Flu markers intensify, especially across the South

Meanwhile, in its latest weekly FluView update, the CDC reported another steady rise in illness indicators, with most of the Southeast now at the highest level of flulike illness activity. New Mexico is also experiencing flu activity at the highest level.

Test positivity for flu at clinical labs is above 20% for four regions, areas that roughly span the Mountain West, the South Central, the Southeast, and the Middle Atlantic.

Outpatient visits for flulike illness rose to 6.1%, up from 5.1% the previous week. The level has been above the national baseline for 8 consecutive weeks, and all 10 regions are above their regional baselines. Levels are highest in children as old as 4 years old, followed by young people ages 5 to 24.

Flu hospitalizations continue to rise, and one of the CDC's hospital surveillance systems showed that about 14,700 people were admitted to the hospital for flu last week. Levels were highest in seniors, followed by adults ages 50 to 64 and children as old as 4.

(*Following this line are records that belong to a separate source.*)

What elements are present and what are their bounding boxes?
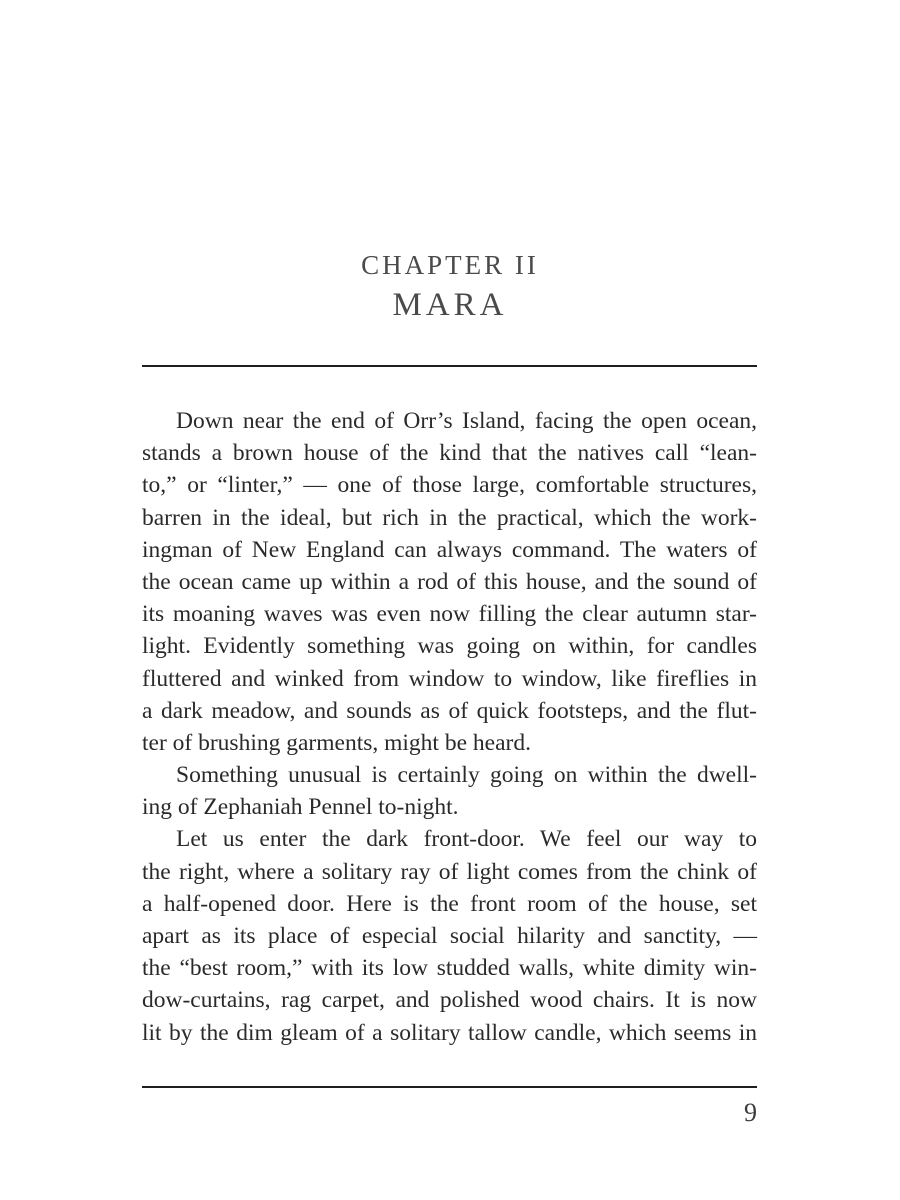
top-divider [142,365,757,367]
chapter-heading [0,248,900,326]
text-line: a half-opened door. Here is the front room of the house, set [142,890,757,917]
text-line: ter of brushing garments, might be heard. [142,729,531,756]
text-line: dow-curtains, rag carpet, and polished wood chairs. It is now [142,987,757,1014]
text-line: ing of Zephaniah Pennel to-night. [142,794,459,821]
text-line: its moaning waves was even now filling the clear autumn star- [142,601,757,628]
bottom-divider [142,1086,757,1088]
text-line: the “best room,” with its low studded walls, white dimity win- [142,955,757,982]
text-line: Let us enter the dark front-door. We feel our way to [176,826,757,853]
page-number: 9 [744,1098,757,1127]
text-line: apart as its place of especial social hilarity and sanctity, — [142,923,757,949]
text-line: Down near the end of Orr’s Island, facing the open ocean, [176,408,757,434]
text-line: the right, where a solitary ray of light comes from the chink of [142,858,757,885]
body-text [142,405,757,1049]
chapter-title: MARA [392,287,508,323]
text-line: lit by the dim gleam of a solitary tallow candle, which seems in [142,1019,757,1046]
text-line: fluttered and winked from window to window, like fireflies in [142,665,757,692]
text-line: ingman of New England can always command. The waters of [142,536,757,563]
text-line: Something unusual is certainly going on within the dwell- [176,762,757,789]
chapter-number: CHAPTER II [361,250,539,280]
text-line: stands a brown house of the kind that the natives call “lean- [142,440,757,467]
text-line: barren in the ideal, but rich in the practical, which the work- [142,504,757,531]
text-line: light. Evidently something was going on within, for candles [142,633,757,660]
text-line: to,” or “linter,” — one of those large, comfortable structures, [142,472,757,499]
text-line: the ocean came up within a rod of this house, and the sound of [142,568,757,595]
text-line: a dark meadow, and sounds as of quick footsteps, and the flut- [142,697,757,724]
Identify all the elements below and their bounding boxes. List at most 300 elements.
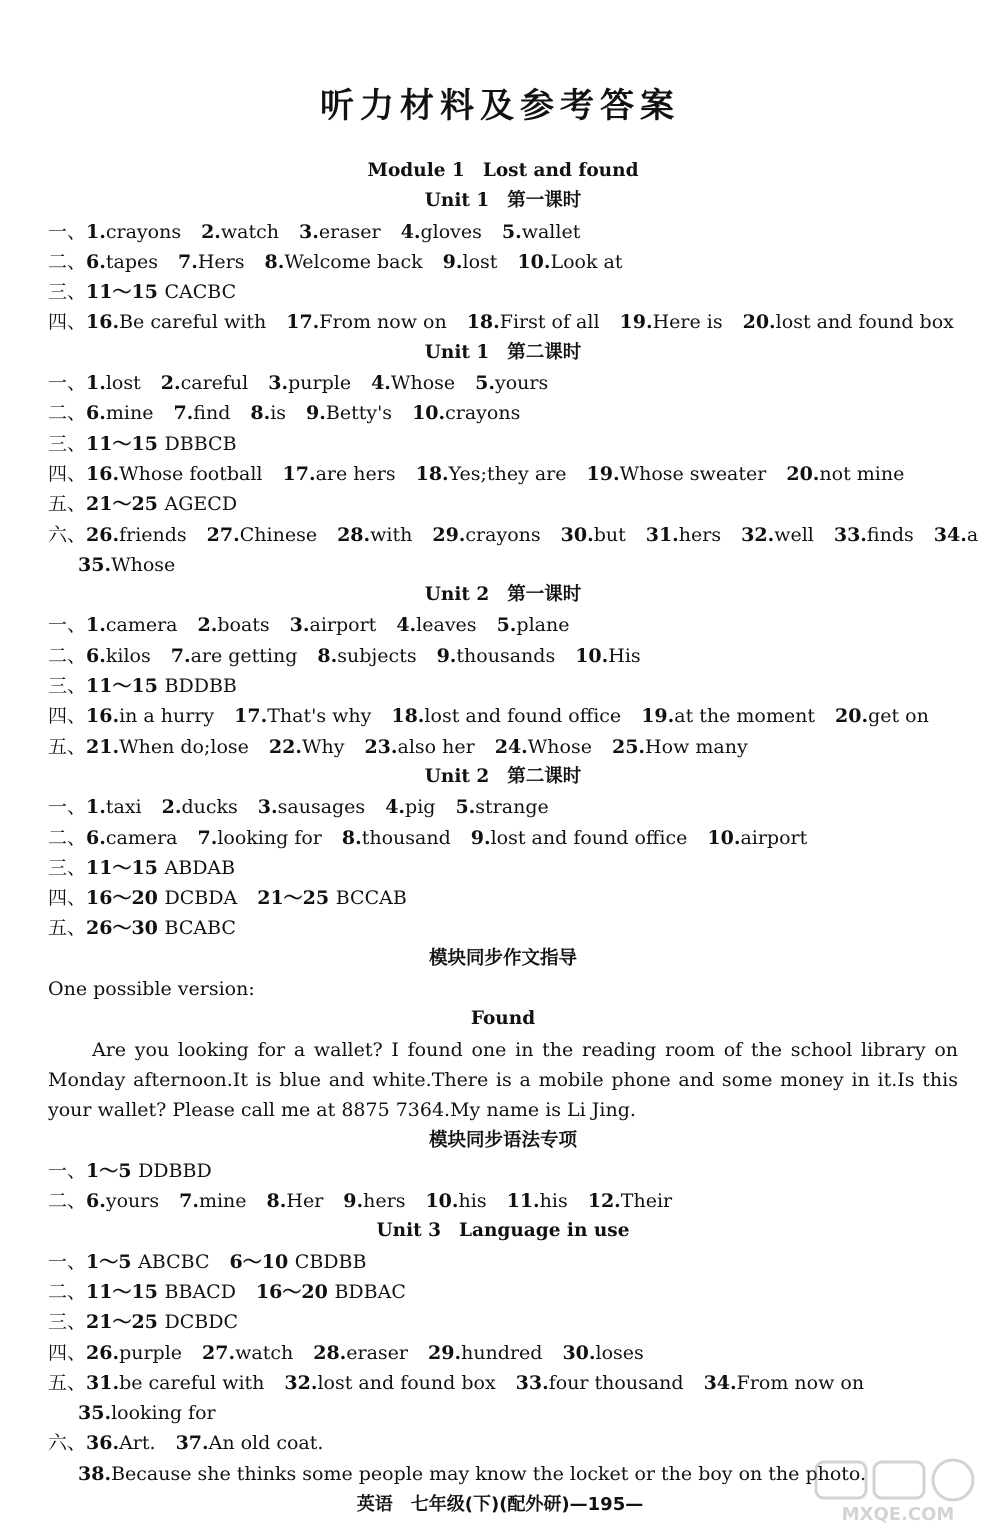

Seven more pediatric flu deaths for flu were reported, six of them for the current flu season, raising the total to 20. The current-season deaths all occurred in December. Four were linked to influenza A, and of subtyped viruses, both were 2009 H1N1, which continues to be the nation's dominant strain.

Across all age-groups, flu made up 0.5% of all the nation's deaths last week, up from 0.3% the previous week.